Army ROTC offers the broadest path for young men and women seeking to serve the nation as Army Officers to achieve their goal. Its graduates comprise the majority of the newly commissioned Lieutenants entering the Active Army each year
Since 1968, Army ROTC at the Rochester Institute of Technology has provided students with the opportunity to combine world class leadership and management training with their other academic studies. The state-of-the-art curriculum which consists of a series of classroom and hands-on leadership training experiences, gives students the necessary foundation to serve successfully in positions of responsibility in either America's Army or the corporate world.
Students with a strong academic background, who are physically fit, have an active mind set and the ability to rapidly assimilate information thrive in the program. These scholar-athlete-leaders (SALs) note that the leadership skills developed through their participation in the program are further honed during their period of service as Army Officers.
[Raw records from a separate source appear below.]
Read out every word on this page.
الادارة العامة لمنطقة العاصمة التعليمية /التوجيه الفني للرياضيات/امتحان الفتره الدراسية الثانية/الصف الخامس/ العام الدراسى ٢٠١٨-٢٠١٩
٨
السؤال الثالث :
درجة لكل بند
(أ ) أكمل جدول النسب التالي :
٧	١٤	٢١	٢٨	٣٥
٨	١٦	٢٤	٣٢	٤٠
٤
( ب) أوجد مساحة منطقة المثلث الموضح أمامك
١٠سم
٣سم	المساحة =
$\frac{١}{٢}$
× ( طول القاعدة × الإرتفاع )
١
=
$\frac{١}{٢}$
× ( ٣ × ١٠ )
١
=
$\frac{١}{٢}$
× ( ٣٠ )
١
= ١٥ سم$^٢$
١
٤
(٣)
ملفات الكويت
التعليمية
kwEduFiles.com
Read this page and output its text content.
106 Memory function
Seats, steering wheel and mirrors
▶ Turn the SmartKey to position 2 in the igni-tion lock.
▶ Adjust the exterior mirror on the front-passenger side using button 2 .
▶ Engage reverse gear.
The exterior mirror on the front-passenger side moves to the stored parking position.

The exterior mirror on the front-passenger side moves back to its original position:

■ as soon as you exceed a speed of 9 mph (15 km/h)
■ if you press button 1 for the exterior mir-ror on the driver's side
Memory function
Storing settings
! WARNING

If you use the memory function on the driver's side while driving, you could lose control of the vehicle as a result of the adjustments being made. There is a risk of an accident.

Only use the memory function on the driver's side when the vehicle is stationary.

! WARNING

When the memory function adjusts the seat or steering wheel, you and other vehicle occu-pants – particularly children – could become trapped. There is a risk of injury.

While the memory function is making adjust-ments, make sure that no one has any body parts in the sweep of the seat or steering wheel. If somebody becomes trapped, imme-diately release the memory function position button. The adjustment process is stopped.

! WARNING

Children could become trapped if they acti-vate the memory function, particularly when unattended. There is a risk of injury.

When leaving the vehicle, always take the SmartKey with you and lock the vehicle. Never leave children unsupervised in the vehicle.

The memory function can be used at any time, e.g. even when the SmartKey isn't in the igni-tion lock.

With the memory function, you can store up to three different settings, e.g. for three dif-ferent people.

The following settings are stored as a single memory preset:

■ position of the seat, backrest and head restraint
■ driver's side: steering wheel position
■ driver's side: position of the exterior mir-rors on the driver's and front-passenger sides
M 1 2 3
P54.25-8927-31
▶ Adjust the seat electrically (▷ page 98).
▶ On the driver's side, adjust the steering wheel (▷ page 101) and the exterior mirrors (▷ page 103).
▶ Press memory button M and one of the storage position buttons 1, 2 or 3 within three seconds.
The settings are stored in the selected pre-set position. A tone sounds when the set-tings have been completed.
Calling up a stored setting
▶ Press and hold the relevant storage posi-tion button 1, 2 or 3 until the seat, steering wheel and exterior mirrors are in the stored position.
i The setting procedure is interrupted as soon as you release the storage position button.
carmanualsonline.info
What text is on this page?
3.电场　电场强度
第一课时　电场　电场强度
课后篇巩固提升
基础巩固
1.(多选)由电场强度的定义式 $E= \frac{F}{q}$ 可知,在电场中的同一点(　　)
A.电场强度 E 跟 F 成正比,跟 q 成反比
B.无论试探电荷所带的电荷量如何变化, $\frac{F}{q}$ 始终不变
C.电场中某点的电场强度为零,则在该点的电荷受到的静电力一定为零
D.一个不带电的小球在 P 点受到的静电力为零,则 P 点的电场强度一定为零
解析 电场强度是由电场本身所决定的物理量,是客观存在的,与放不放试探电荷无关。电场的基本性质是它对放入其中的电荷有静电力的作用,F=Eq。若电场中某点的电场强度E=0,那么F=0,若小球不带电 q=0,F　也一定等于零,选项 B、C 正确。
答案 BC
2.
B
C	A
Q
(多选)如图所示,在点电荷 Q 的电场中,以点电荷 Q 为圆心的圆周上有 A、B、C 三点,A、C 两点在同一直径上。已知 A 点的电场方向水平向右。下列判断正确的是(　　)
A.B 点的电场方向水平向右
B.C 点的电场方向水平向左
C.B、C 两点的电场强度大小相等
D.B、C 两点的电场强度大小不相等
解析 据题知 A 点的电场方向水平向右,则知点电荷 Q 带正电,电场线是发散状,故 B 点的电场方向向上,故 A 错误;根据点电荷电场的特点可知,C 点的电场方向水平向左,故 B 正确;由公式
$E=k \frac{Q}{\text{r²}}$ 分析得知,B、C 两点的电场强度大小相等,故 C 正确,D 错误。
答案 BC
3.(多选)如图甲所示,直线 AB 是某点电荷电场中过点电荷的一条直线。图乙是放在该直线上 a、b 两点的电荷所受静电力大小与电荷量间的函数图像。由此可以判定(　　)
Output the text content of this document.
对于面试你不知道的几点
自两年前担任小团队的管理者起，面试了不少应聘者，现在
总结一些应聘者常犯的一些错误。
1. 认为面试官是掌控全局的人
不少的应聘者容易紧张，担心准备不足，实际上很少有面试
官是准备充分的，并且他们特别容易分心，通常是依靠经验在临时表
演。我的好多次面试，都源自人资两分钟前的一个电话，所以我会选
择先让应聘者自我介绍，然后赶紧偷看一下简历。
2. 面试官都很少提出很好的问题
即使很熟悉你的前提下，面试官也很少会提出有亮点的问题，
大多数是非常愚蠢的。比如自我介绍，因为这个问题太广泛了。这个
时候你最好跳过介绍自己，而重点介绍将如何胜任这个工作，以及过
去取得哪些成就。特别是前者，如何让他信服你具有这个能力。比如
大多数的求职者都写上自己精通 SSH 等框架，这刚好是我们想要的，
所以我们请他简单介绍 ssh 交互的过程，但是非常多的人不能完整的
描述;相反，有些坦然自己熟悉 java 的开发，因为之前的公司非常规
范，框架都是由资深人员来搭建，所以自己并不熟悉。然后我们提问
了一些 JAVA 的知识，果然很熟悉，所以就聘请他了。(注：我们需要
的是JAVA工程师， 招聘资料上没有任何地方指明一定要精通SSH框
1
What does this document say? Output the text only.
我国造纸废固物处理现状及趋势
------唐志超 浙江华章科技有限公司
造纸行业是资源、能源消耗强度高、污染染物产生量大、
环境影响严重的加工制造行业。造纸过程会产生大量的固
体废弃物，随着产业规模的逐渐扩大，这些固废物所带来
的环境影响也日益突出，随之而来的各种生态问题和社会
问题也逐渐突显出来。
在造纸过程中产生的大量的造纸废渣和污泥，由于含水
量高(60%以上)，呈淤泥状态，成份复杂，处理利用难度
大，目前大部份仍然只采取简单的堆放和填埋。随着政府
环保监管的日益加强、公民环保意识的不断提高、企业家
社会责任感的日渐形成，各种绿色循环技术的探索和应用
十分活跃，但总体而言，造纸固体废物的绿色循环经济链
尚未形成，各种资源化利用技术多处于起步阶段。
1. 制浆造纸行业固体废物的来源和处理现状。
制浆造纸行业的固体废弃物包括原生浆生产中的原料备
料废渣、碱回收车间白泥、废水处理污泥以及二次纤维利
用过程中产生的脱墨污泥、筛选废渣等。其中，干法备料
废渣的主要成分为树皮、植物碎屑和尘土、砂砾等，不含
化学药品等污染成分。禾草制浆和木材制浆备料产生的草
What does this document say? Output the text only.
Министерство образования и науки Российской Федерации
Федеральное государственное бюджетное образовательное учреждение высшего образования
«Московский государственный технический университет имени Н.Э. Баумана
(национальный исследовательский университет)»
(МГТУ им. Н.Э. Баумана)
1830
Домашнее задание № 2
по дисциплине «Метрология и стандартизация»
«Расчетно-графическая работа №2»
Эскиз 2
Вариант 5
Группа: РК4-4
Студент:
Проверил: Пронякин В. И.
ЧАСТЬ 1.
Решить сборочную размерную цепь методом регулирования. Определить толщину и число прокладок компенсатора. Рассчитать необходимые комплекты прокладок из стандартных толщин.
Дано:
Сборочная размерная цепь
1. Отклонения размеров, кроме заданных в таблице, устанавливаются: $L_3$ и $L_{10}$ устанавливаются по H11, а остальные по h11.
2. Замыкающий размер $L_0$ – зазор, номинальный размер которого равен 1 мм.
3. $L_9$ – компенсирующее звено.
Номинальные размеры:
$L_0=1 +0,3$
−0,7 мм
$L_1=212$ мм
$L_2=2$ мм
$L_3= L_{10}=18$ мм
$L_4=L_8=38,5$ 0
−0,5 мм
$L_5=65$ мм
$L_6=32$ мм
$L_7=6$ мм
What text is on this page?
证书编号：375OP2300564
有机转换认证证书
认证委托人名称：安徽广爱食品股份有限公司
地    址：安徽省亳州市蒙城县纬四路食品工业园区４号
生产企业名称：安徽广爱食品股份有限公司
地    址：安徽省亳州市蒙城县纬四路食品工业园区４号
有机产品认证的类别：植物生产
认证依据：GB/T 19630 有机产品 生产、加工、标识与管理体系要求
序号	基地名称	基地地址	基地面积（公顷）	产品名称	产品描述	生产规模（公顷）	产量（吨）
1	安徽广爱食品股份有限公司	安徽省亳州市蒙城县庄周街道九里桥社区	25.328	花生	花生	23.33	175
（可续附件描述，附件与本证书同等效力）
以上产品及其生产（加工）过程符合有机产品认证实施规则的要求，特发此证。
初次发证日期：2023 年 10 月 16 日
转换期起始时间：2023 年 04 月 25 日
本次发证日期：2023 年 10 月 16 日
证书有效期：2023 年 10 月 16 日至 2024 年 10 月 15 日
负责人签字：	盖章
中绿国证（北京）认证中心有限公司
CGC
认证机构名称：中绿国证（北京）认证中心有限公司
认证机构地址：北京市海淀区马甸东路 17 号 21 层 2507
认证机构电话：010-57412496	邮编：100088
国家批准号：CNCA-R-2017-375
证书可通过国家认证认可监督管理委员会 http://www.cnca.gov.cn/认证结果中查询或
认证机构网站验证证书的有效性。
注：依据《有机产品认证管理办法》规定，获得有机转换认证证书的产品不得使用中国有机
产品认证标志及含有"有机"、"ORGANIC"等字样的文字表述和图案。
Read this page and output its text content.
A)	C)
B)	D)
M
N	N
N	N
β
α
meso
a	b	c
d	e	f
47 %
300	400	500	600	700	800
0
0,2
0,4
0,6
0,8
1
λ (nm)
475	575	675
The proposal for an Army ROTC detachment in Rochester was initiated in 1967 when the Army advised RIT that they were interested in establishing an ROTC program in the area for school year 1969-1970. A committee headed by the Institute President met in 1968 to discuss implementation of the program and recommendations for its operation in relation to the rest of the Institute. In November, the Army approved RIT’s application for the program, and ROTC became a reality.
The first PMS (Professor of Military Science) and his staff arrived on the RIT campus in February, 1969 and by September of that year, began enrolling students in ROTC. The program kicked off the school year with 54 Cadets, 11 in the two-year program and 43 in the four-year program. By 1971, 8 of those first Cadets were commissioned as officers in the United States Army.
Our detachment today represents not just the Rochester Institute of Technology, but also the University of Rochester, Nazareth College, Saint John Fisher College, the State University of New York campus at Geneseo and Monroe Community College. Since 1969, ROTC has provided scholarships of varying lengths to Cadets who have studied at virtually all of these campuses (the exception is Monroe Community College).
Ever since Cadet Command began actively tracking Cadet performance at the Leadership Development and Assessment Course at Fort Lewis Washington, Cadets from the Rochester Institute of Technology has placed in the top 5 programs nationally in every measurable event (Leadership Evaluations, Army Physical Fitness Test, Day and Night Land Navigation, RECONDO, and top 5 in the Platoon).
Three scholarships are available through Army ROTC.
High School ROTC Scholarship: This scholarship covers full tuition and fees, as well as room and board, and is available to high school seniors.
Hip Pocket Scholarship: This program allows selected soldiers to complete their baccalaureate degree requirements and obtain a commission through participation in the ROTC Scholarship program. Division Commanders can nominate deserving soldiers for two-, three-, and four-year scholarships.
Green to Gold Scholarship: This program was designed to help enlisted soldiers get college degrees and become officers. Scholarships are awarded for two, three, or four years and cover tuition or room and board support, as well as additional funding for textbooks, supplies, and equipment.
No, in ROTC your major does not affect you entering the military. However, your major may effect when you can commission and how long you will take to complete college when you add in your military science classes. At RIT a higher percentage of our STEM majors earn campus-based scholarships
An enrolled cadet is a person who has filled out an enrollment packet an all the necessary documents. It allows a cadet to take the lab portion of ROTC and to try out ROTC without a military obligation.
A contracted cadet is a person who has completed the enrollment packet, finished and passed all the necessary contracting requirements (see our answer to: Contracting requirements for more information on the subject), and sign an Army ROTC contract.
A 104-R Form is a standard Cadet Command Form that plans out all the remaining academic semesters in college for you and your instructors. The form allows us to place you in the correct ROTC academic track and also helps you plan your future semesters in college to meet all your graduating needs.
An Army Physical Fitness Test (APFT) is a 3 event test to give yourself and your commanders an evaluation on your level of fitness. The three events are: 2 minutes of timed pushups, 2 minutes of timed sit-ups, and a timed 2 mile run. In addition, each student will be required to meet the US Army height/weight and body fat standard. Learn more about the APFT on GoArmy.com.
Accessions is the process by which the US Army ranks every Cadet Commissioning in a certain year. Your Accession score includes GPA, APFT Scores, LDAC evaluations, Campus Cadet Evaluation Report, and any clubs or activities you have done.
Yes. A Military Science minor will ensure that you are familiar with Army style leadership and make you marketable in the private sector. If you are interested in taking ROTC for a minor please contract Ms. Beth Polmateer at firstname.lastname@example.org.
ROTC gives you a career once you exit college, puts you ahead of your peers in the job market, and gives you an opportunity to serve your nation as an officer in the US Army. Aside from that, serving in the military gives you points on the Civil Service Exam if you are looking for a government job, and training in whatever branch you choose.
If you enroll in ROTC it gives you a chance to see our program and determine if this is something you are interested in pursuing. If you contract in ROTC you will earn a Commission and exit college with a career, along with other financial benefits throughout college that will help you mitigate the costs associated with college.